Well, there is one obvious candidate catalog model, the bombastically designated TJB45S-AMRR. Pic from the 1985 catalog. No pickguard, obviously available in MR, but the pic shows it with at least a matching headstock, and I would assume that AMR stands for All Metallic Red, in which case it would have a painted neck as well. So, it could definitely be one of those with a replacement neck.
But there are others and much more closely matching basses around out there as well.
This one is in a 2010 Talk Bass forum post. There are no internals, but it's a good match externally, with the large tuners and six-digit serial. It has a standard script logo Jazz Sound headstock decal, though.

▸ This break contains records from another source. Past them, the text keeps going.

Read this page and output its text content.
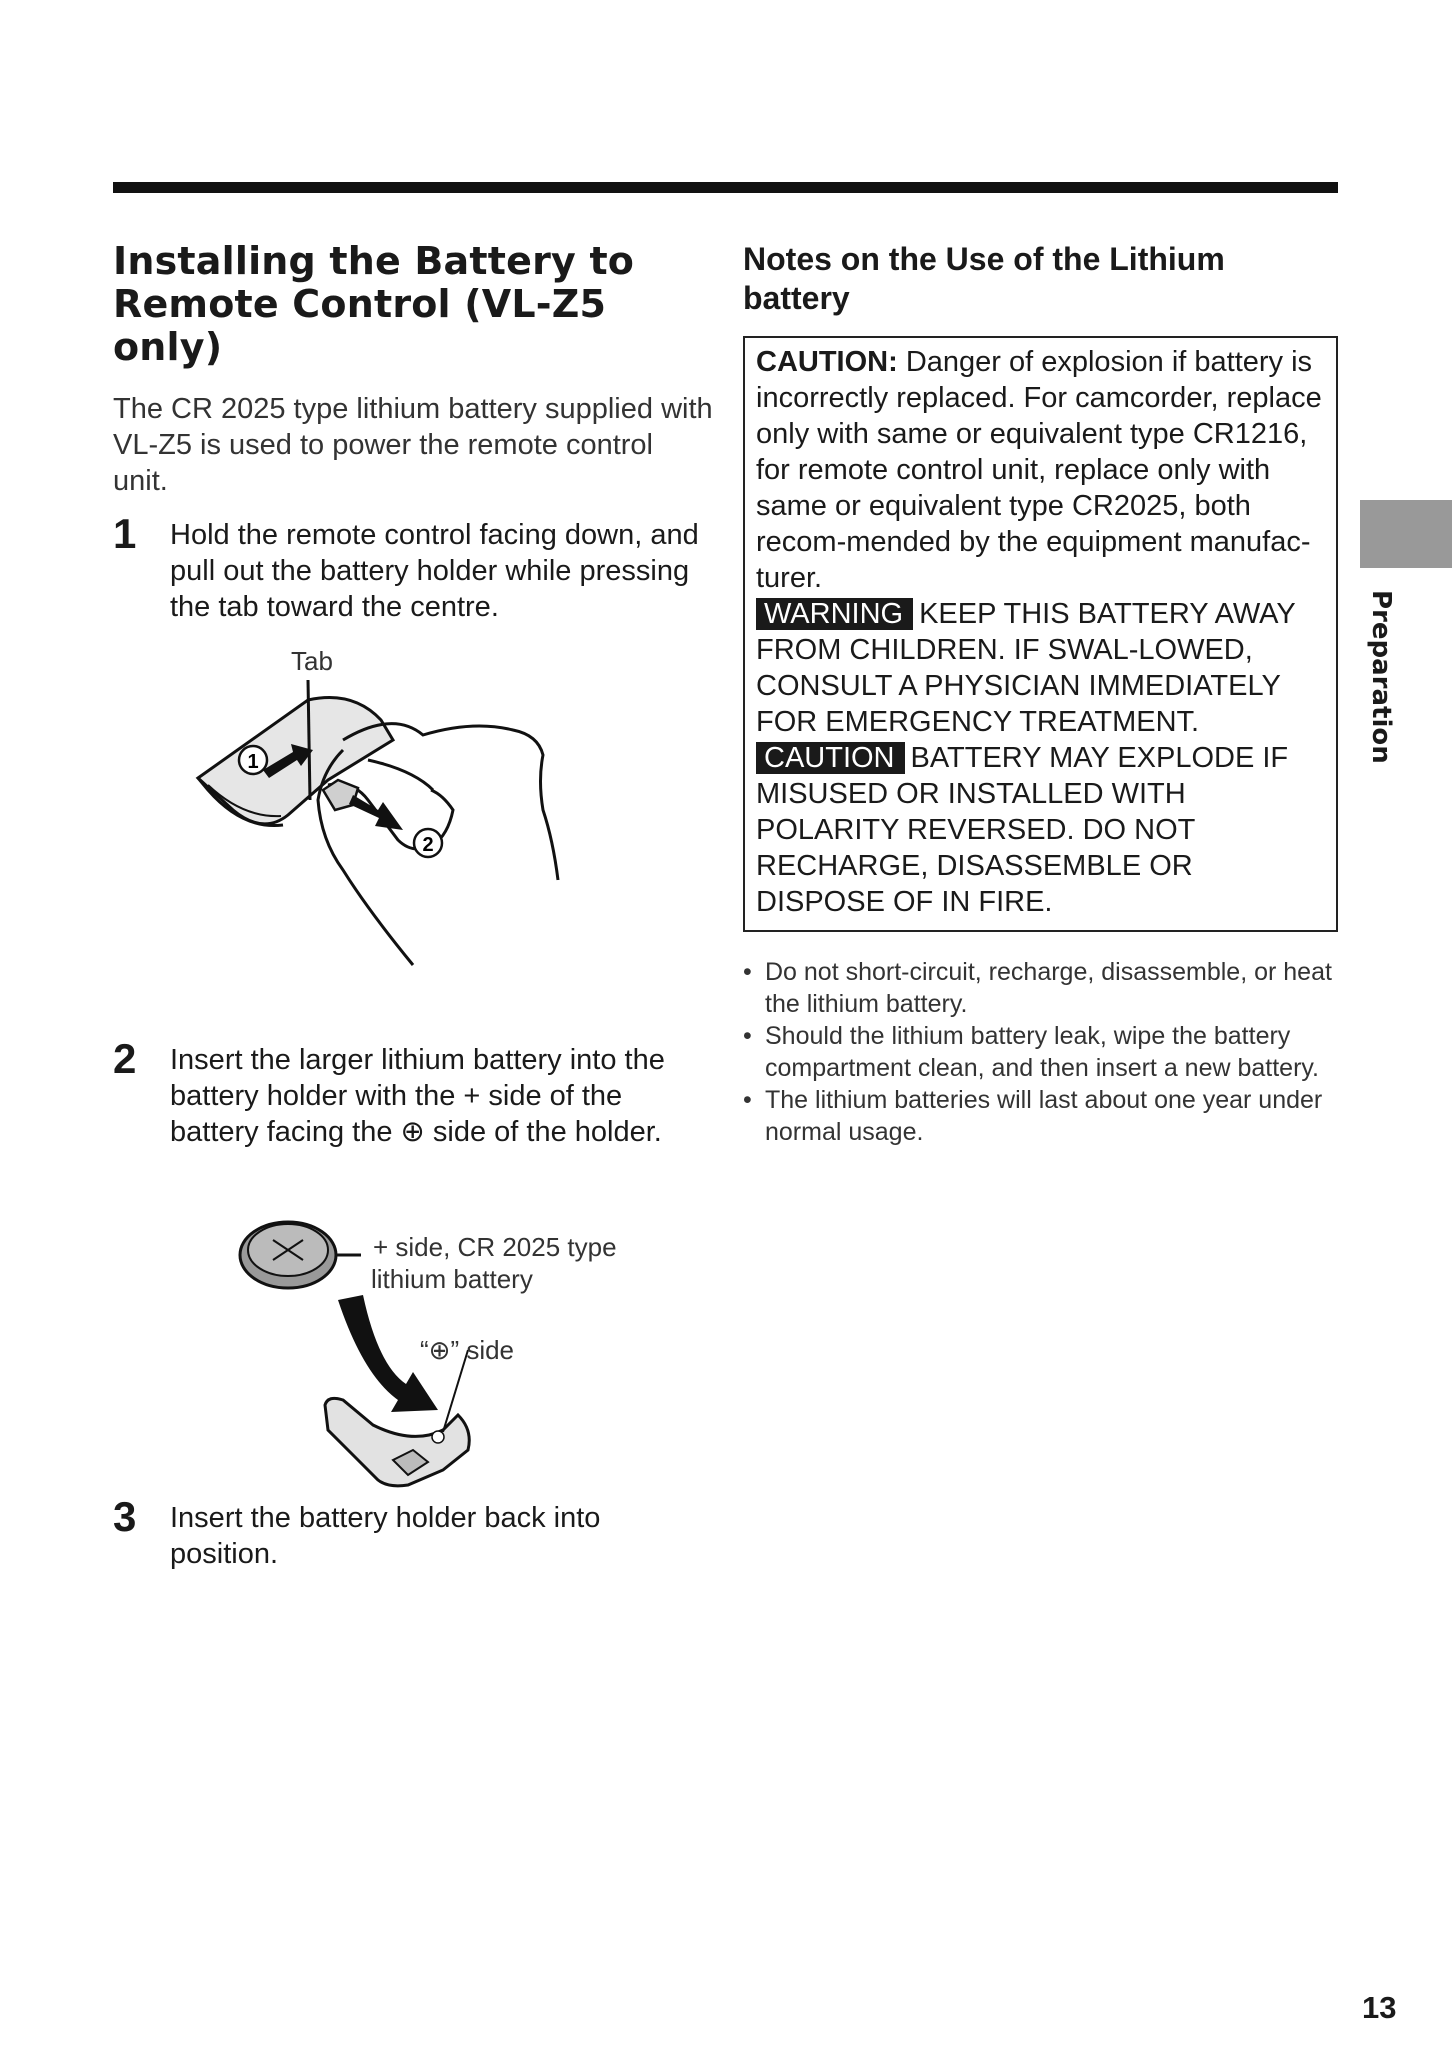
Installing the Battery to Remote Control (VL-Z5 only)
The CR 2025 type lithium battery supplied with VL-Z5 is used to power the remote control unit.
1 Hold the remote control facing down, and pull out the battery holder while pressing the tab toward the centre.
Tab
1
2
2 Insert the larger lithium battery into the battery holder with the + side of the battery facing the ⊕ side of the holder.
+ side, CR 2025 type
lithium battery
“⊕” side
3 Insert the battery holder back into position.
Notes on the Use of the Lithium battery
CAUTION: Danger of explosion if battery is incorrectly replaced. For camcorder, replace only with same or equivalent type CR1216, for remote control unit, replace only with same or equivalent type CR2025, both recom-mended by the equipment manufac-turer.
WARNING KEEP THIS BATTERY AWAY FROM CHILDREN. IF SWAL-LOWED, CONSULT A PHYSICIAN IMMEDIATELY FOR EMERGENCY TREATMENT.
CAUTION BATTERY MAY EXPLODE IF MISUSED OR INSTALLED WITH POLARITY REVERSED. DO NOT RECHARGE, DISASSEMBLE OR DISPOSE OF IN FIRE.
• Do not short-circuit, recharge, disassemble, or heat the lithium battery.
• Should the lithium battery leak, wipe the battery compartment clean, and then insert a new battery.
• The lithium batteries will last about one year under normal usage.
Preparation
13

https://www.talkbass.com/threads/pickguard-colors-question-on-a-candy-tokai-jazz.717930/
Here's a Faber sales ad with another variation on the theme: it's got the Custom Edition logo and is generally similar, only with the smaller three-screw tuners. I can't quite make out the serial, but there are six characters in it, but I'm not sure if it begins L1 or 21. Quite were the "1984 JB50" comes from I' can't say though.
Tokai JB50 MRR 1984 Jazz Bass C.E. #L63, 785,00 €
And there are a few others out there as well if search. A couple have the large tuners but most the small ones, at least one has a 45 sticker still in place. Script logos seem more common but there are others with Custom Edition as well. And similar ones do turn up for sale in Japan from time to time, so probably not super-low production numbers, it seems.
So, just a parts bass or another oddity from Tokai's strange and troubled mid-80s? To my mind, the jury's still out on that and I suspect it's likely to remain so. Either way, it's - hardly surprising - and excellent bass. I won't hang on to it though, but that's more a matter of me being a non-bassist with a limited amount of space in my home than anything else.